Program-level takeaways
TVA’s technology scout characterized the shift succinctly: inspections proceeded while operations continued, changing how the utility thinks about tank programs going forward.
From the lab vantage point, the demonstration confirms that in-service robotics can reduce safety exposure, improve data density, and enable smarter interval decisions—without tying up people and equipment in lengthy tank outages. Project notes highlight potential six-figure cost savings, reallocation of project-management hours, and the ability to prioritize scarce outage windows for higher-value work.
Square Robot reports over 300 tanks inspected across eight countries, with 190k confined-space hours eliminated and 600k lb emissions contained.
What to look for, how to react
- Asset mix. Firewater vs fuel oil will drive coverage expectations, hydraulics coordination, and interval outcomes; Magnolia’s lower coverage still yielded a meaningful extension.

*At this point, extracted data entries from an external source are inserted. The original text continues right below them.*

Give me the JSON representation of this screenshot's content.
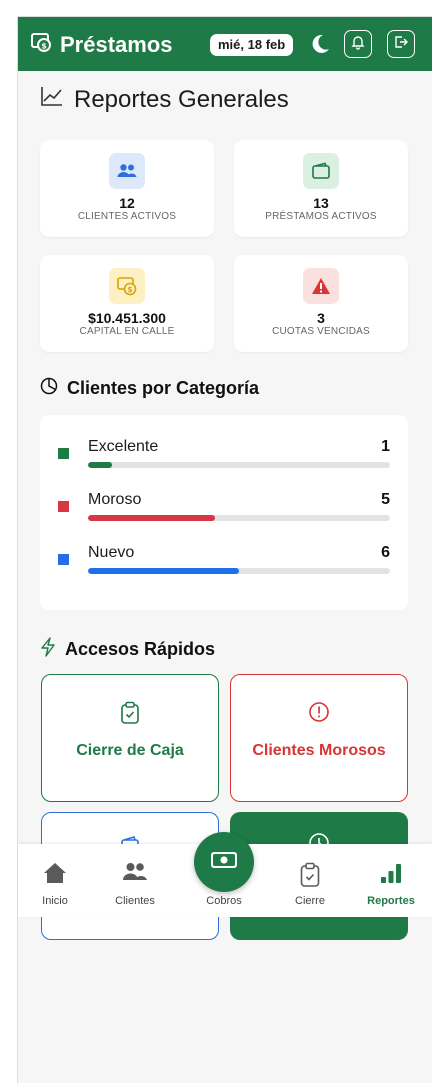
{
  "header": {
    "app_title": "Préstamos",
    "date": "mié, 18 feb"
  },
  "page_title": "Reportes Generales",
  "stats": [
    {
      "value": "12",
      "label": "CLIENTES ACTIVOS",
      "icon": "users-icon",
      "color": "#2f6fdb"
    },
    {
      "value": "13",
      "label": "PRÉSTAMOS ACTIVOS",
      "icon": "wallet-icon",
      "color": "#1e7a46"
    },
    {
      "value": "$10.451.300",
      "label": "CAPITAL EN CALLE",
      "icon": "money-icon",
      "color": "#d9a300"
    },
    {
      "value": "3",
      "label": "CUOTAS VENCIDAS",
      "icon": "warning-icon",
      "color": "#d83535"
    }
  ],
  "categories": {
    "title": "Clientes por Categoría",
    "items": [
      {
        "name": "Excelente",
        "count": "1",
        "color": "#1e7a46",
        "fraction": 0.08
      },
      {
        "name": "Moroso",
        "count": "5",
        "color": "#d83545",
        "fraction": 0.42
      },
      {
        "name": "Nuevo",
        "count": "6",
        "color": "#1f6fe8",
        "fraction": 0.5
      }
    ]
  },
  "quick_access": {
    "title": "Accesos Rápidos",
    "items": [
      {
        "label": "Cierre de Caja",
        "color": "#1e7a46"
      },
      {
        "label": "Clientes Morosos",
        "color": "#d83535"
      }
    ]
  },
  "nav": {
    "items": [
      {
        "label": "Inicio"
      },
      {
        "label": "Clientes"
      },
      {
        "label": "Cobros"
      },
      {
        "label": "Cierre"
      },
      {
        "label": "Reportes"
      }
    ],
    "active_color": "#1e7a46"
  }
}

- Data density. Moving from “dozens of spot UTs” to hundreds of gigabytes of PAUT creates richer corrosion mapping and settlement insights, useful for RBI models and capital planning.
- Safety accounting. Quantify avoided entries up front; TVA’s experience shows the scale—hundreds of hours—is non-trivial for staffing and contractor budgeting.
- Fuel logistics. If your OOS plan includes significant transfer/hauling, model the operational risk case; TVA’s estimate of ~130 trucks/tank underscores schedule and HSE exposure otherwise.
Bottom line
For owner/operators, submersible robotic inspections convert a high-risk, high-disruption task into a short, in-service activity that yields better data, safer work, and more predictable schedules. TVA’s results provide a credible blueprint: compress inspection timelines from weeks to days, eliminate large blocks of confined-space work and trucking, and make interval calls on evidence not guesswork.